Für welche Schulfächer eignen sich lineare AV-Formate besonders - und für welche weniger?
Bei der ORF1-Freistunde werden Lehrerinnen und Lehrer eingebunden, auch Schülerinnen und Schüler kommen zu Wort und können ihre Fragen an uns richten. Es hat sich gezeigt, dass kleine Erklärstücke, wie wir sie auch in den täglichen Jugendnachrichten, der „ZIB Zack", bringen, sich quer durch die Bank für Fragen aller Art eignen. Auch die Dokumentationen wie „Universum" oder „Universum History" und unsere Wissenschaftsbeiträge aus „Newton" lassen sich nicht immer direkt einem Schulfach zuordnen. Zählt eine „Universum"-Dokumentation über Tasmanien zu Geografie, Biologie oder Geschichte? Wir denken weniger in Schulfächern, als in Themenbereichen. Aber natürlich will man im Fernsehen möglichst tolle Bilder zeigen. Somit ist eine Buchkritik mit Sicherheit eine größere Herausforderung, als ein Physik-Experiment, bei dem es blubbert und raucht.  
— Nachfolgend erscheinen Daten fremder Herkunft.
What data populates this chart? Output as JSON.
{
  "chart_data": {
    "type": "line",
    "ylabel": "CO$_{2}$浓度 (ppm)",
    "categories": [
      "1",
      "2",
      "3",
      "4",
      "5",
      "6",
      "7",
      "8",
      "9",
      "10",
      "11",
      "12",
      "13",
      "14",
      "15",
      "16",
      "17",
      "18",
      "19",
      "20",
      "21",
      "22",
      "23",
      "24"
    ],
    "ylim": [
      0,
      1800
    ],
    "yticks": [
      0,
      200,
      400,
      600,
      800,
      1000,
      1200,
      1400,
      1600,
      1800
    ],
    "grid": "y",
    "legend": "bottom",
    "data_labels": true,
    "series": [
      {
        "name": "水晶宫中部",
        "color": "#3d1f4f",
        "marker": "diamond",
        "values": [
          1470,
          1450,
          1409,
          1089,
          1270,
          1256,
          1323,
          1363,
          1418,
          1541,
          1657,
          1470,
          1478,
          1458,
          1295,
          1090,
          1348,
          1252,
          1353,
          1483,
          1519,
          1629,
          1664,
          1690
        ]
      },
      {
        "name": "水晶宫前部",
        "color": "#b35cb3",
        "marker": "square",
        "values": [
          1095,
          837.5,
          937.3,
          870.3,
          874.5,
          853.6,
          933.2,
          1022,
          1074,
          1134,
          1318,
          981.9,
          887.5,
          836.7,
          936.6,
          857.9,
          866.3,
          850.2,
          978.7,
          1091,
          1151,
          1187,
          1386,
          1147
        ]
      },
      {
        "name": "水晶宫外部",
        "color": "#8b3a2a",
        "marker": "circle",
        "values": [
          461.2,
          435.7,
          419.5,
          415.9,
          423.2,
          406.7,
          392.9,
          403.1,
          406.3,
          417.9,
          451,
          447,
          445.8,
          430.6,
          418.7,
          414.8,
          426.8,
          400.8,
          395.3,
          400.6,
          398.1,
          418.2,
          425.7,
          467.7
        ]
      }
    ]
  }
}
Welche begleitenden digitalen Angebote können die Wirkung von linearen AV-Formaten unterstützen?
Die Kolleginnen und Kollegen von der TVthek haben mit ihrem Projekt „ORF-TVthek goes school" eine tolle Plattform geschaffen, auf der die Inhalte der Freistunde und unzählige Dokumentationen und Info-Beiträge den Schülerinnen und Schülern uneingeschränkt zur Verfügung stehen. Es ist ein Video-Archiv, das ein Sammelsurium an hoch qualitativem Bildungsfernsehen bietet. Hier können sich Schülerinnen und Schüler durchklicken und austoben.
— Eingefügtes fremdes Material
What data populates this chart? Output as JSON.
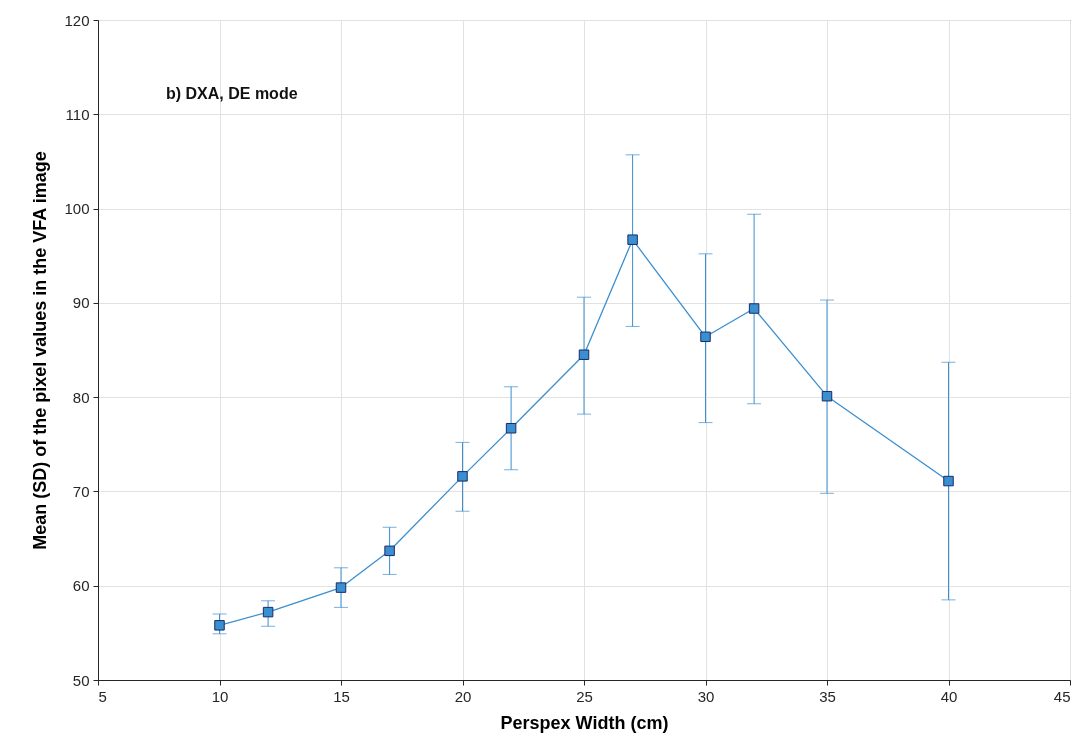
{
  "chart_data": {
    "type": "line",
    "xlabel": "Perspex Width (cm)",
    "ylabel": "Mean (SD) of the pixel values in the VFA image",
    "annotations": [
      "b) DXA, DE mode"
    ],
    "x": [
      10,
      12,
      15,
      17,
      20,
      22,
      25,
      27,
      30,
      32,
      35,
      40
    ],
    "series": [
      {
        "color": "#3a8fd0",
        "values": [
          55.8,
          57.2,
          59.8,
          63.7,
          71.6,
          76.7,
          84.5,
          96.7,
          86.4,
          89.4,
          80.1,
          71.1
        ],
        "errors": [
          [
            54.9,
            57.0
          ],
          [
            55.7,
            58.4
          ],
          [
            57.7,
            61.9
          ],
          [
            61.2,
            66.2
          ],
          [
            67.9,
            75.2
          ],
          [
            72.3,
            81.1
          ],
          [
            78.2,
            90.6
          ],
          [
            87.5,
            105.7
          ],
          [
            77.3,
            95.2
          ],
          [
            79.3,
            99.4
          ],
          [
            69.8,
            90.3
          ],
          [
            58.5,
            83.7
          ]
        ]
      }
    ],
    "xlim": [
      5,
      45
    ],
    "xticks": [
      5,
      10,
      15,
      20,
      25,
      30,
      35,
      40,
      45
    ],
    "ylim": [
      50,
      120
    ],
    "yticks": [
      50,
      60,
      70,
      80,
      90,
      100,
      110,
      120
    ],
    "grid": true,
    "marker": "square",
    "line_style": "solid"
  }
}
Welche Potenziale für den Schulunterricht sehen Sie in linearen AV-Formaten auch über die aktuelle Krisensituation hinaus, ggf. in Verbindung mit ergänzenden digitalen Angeboten?
In der „ORF 1 Freistunde" spielen wir spannende Dokumentationen, Reportagen und Wissenschaftsformate bei denen Schüler und Schülerinnen noch was lernen können. Wir haben hier auch die Rückmeldung von einzelnen Lehrerinnen und Lehrern bekommen, dass sie diese Formate bereits in ihren Unterricht miteinbezogen haben. So lassen sie bspw. Schülerinnen und Schüler ein Protokoll oder Zusammenfassungen über unsere Sendungen schreiben.